I don’t know. Do you? I’m really tempted to just keep crying and find someone else much wiser and much more mature who can tell me. What do we do when our naysayers are proved right? What do we do when we finally “get” what they meant, when we finally see the pain they foretold?
We see ourselves as dreamers. Hopers. Big-time believers. We feel called. We don’t want to waste our lives just doing what’s easy, what’s normal. Nope, we have to pick the tallest mountain to climb. And not to gain attention, but because deep inside we have a sense that fully living means forgetting the status quo and living from our hearts. We have a sense that fully living means taking the words of Jesus as literally as we can figure out how to.

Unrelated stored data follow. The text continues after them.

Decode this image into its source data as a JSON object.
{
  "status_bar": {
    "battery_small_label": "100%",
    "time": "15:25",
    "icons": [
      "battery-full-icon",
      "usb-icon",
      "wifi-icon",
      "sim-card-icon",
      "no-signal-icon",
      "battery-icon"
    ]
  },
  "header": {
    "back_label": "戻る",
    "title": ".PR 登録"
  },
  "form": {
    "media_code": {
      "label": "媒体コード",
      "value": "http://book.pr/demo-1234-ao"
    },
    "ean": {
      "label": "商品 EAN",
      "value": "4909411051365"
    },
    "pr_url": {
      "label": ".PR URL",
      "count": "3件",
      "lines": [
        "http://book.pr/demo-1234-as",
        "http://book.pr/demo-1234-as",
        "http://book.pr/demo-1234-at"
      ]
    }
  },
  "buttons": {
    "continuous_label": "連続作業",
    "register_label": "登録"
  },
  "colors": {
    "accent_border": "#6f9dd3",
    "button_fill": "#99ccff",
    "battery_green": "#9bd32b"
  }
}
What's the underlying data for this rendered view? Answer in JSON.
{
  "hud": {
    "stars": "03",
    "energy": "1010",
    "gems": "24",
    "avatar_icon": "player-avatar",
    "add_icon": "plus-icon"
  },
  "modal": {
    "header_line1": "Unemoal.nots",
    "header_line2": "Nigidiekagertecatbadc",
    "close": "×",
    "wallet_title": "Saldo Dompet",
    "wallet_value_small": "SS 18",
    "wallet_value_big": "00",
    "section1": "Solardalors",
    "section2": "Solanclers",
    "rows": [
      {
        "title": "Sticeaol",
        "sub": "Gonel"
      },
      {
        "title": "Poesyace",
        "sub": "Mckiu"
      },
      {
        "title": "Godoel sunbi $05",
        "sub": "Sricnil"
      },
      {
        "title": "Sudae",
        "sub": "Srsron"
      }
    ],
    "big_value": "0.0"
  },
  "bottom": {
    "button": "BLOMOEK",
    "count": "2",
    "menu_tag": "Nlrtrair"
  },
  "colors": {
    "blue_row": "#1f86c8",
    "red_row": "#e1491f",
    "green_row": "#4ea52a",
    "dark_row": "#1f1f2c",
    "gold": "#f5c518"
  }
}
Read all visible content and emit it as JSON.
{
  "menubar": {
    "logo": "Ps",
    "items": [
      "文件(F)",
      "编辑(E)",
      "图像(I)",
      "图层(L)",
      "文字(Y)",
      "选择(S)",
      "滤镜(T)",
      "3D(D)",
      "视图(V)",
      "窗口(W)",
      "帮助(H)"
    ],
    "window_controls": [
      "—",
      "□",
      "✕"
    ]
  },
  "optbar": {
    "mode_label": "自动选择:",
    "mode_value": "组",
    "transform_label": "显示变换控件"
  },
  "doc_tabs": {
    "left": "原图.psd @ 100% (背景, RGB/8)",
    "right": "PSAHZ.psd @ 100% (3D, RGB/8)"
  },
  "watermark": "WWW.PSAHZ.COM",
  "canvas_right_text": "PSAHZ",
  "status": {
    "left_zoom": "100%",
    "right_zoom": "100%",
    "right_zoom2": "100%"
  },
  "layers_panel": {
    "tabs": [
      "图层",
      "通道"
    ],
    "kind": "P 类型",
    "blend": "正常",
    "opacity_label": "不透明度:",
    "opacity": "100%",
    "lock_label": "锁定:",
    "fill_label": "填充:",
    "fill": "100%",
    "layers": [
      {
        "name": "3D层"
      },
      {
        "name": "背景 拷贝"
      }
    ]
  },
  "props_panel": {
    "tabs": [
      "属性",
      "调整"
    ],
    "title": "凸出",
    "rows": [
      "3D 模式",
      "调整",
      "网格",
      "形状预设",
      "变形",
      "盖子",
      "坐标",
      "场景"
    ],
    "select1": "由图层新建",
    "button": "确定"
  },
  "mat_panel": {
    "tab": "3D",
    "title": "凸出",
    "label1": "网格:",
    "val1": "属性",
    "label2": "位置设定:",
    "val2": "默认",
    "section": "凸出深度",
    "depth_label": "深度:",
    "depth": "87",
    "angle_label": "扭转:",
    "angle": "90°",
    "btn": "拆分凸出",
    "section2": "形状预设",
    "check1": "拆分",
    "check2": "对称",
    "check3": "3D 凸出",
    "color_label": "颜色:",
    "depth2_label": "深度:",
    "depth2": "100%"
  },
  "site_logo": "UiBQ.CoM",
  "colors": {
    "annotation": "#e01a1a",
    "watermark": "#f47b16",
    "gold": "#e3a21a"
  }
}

But yes, there’s a piece of this kind of person that is easily fooled, too. The naysayers see with complete clarity what we cannot. The passion and zeal and ideas and hope are so strong that no matter how many times we nod our heads in the beginning, saying, “Yes, of course I know this may fail and I’m okay with that, but I just have to try”, we really don’t know that. We really don’t accept the possibility. And if we genuinely do realize the possibility of failure, we aren’t in touch with just how painful and devastating it could be. The naysayers are feeling that for us. In advance. Thanks so much!
So when they’re proved right, that can only mean one thing: it happened. The worst, or close to it, happened. We find out we don’t have what it takes. We find out the path is steeper than we imagined. Maybe we will quit…maybe we can’t, because we’re in too deep. Maybe there will be miracles…maybe there will be regret. Maybe we’ll get over it, maybe we truly never will.
What do we do? Well, like I said, I don’t really know. But here’s a start…
*We grieve.
We grieve the dream or at least the version of the dream we had in mind, the process we expected. In grieving will come acceptance. Eventually. Acceptance of what is rather than what we hoped would be. Grief isn’t quick or easy. His disciples never need to grieve without hope, though. Hope that we’ll get what we’re aiming for? No, sadly. It may be time to die to that. We do have hope that He is good though, hope that He is with us, and hope that He hasn’t forgotten our story…no risk in this. It’s true, even if it doesn’t feel true.
*We take courage.
We get up every day and say, “I can do all things through Christ who gives me strength.” (Philippians 4:13) We put one foot in front of the other, and focus on what is in our lap, given by God, for that day, for that moment. Do we pout and rage? No. We dig deep and find that bravery that seemed to force us to take the risk in the first place, and we use that courage to do the work at hand whether it is the work we planned to do or not. We are still the same people! Our fire inside must be used for something else instead.
*We learn.
We are willing to be honest with ourselves and others about it, no matter how many excuses we want to make or how stupid we feel. We’re willing to learn specific things from mistakes. We’re not embittered by the naysayers. We learn to see the value in their gifts, in a spirit of humility.
*We live.
Maybe our head is hanging low and our heart is broken and the tears won’t stop flowing…but we recognize that’s fully living, too.